Meanwhile, he’s been thinking a lot about his childhood, especially his beautiful, beloved mother (Penélope Cruz). In some of the film’s best scenes, we see young Salvador (Asier Flores) as a dreamy, precocious child, who adores music and cinema. The family was so poor they had to live in underground cave houses, carved out of stucco and stone (there are no windows, but there is a “courtyard” of sorts, with a skylight). Salvador’s mother does everything in her power to make this hovel homey. And prepubescent Salvador is also finding himself preoccupied with the sensitive, hunky young workman he is teaching to read. That young man inspires Salvador’s first intense stirrings of erotic longing.

The film, which pivots back and forth between contemporary times and scenes from Salvador’s childhood, is mostly about how adult Salvador, through a series of minor and major events, eventually gets his artistic groove back.

As Salvador, Banderas gives his most confident, mature performance to date. Nine out of ten times, when an actor plays an addict, they seem to be gunning for an Oscar. But Banderas’ still, melancholy work is precisely what makes his performance so special (he did, indeed, win Best Actor at the Cannes Film Festival). He never overdoes it; he allows himself to depict a man overcome by ennui.

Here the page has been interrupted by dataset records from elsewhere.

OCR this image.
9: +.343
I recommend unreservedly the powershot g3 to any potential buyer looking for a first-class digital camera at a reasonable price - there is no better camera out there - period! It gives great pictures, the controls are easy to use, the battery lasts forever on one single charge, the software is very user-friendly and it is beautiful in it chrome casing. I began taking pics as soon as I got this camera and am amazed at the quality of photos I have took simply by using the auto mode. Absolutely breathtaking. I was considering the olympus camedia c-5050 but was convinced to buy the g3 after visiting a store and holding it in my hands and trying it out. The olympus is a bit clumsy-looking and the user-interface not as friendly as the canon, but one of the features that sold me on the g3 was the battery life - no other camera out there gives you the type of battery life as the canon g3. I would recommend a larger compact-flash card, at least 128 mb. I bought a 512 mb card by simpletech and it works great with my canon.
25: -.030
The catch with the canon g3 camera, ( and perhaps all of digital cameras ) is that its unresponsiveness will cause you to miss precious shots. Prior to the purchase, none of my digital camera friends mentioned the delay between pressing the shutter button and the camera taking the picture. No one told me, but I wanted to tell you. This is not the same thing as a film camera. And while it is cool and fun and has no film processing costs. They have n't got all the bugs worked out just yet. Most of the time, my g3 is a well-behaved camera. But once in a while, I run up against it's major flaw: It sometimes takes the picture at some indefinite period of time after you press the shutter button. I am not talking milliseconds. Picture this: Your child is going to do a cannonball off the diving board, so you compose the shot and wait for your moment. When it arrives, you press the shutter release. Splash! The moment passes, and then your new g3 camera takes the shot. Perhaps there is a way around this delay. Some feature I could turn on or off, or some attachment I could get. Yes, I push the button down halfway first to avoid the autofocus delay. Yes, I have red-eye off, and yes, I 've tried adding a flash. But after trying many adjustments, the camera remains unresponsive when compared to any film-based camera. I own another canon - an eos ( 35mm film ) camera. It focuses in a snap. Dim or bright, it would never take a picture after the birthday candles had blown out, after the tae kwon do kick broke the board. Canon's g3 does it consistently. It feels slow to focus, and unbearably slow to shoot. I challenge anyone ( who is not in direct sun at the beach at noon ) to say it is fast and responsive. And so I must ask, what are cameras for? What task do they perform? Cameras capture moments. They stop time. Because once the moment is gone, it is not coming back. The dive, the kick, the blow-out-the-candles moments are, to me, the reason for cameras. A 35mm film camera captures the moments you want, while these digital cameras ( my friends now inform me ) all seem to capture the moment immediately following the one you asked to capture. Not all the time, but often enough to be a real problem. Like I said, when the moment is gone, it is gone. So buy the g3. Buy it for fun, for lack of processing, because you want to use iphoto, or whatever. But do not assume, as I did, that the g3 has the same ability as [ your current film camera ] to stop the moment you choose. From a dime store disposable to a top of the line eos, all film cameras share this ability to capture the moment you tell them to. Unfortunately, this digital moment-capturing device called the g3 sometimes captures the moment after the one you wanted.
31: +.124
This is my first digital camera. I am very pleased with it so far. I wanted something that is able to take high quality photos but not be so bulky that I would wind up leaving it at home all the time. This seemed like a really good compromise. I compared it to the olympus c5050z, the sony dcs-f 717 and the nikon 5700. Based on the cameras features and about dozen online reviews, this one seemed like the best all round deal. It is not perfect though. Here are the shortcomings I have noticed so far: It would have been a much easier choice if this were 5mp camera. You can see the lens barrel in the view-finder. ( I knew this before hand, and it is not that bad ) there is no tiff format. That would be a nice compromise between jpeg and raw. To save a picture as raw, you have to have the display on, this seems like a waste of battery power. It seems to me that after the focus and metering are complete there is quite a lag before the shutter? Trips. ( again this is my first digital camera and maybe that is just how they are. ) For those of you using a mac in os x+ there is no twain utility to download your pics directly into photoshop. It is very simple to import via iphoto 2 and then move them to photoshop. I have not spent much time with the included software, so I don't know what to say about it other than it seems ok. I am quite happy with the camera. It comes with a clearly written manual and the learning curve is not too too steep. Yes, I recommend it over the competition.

Still, much as I admired Banderas’ performance, and both the film’s striking beauty and its soul-baring honesty, I almost found that ennui too oppressive. It’s a film about artistic inertia that comes dangerously close to feeling inert itself. It’s interesting that Almodóvar’s most personal film is also his most subdued. My films are flamboyant, he seems to be saying, but I am not.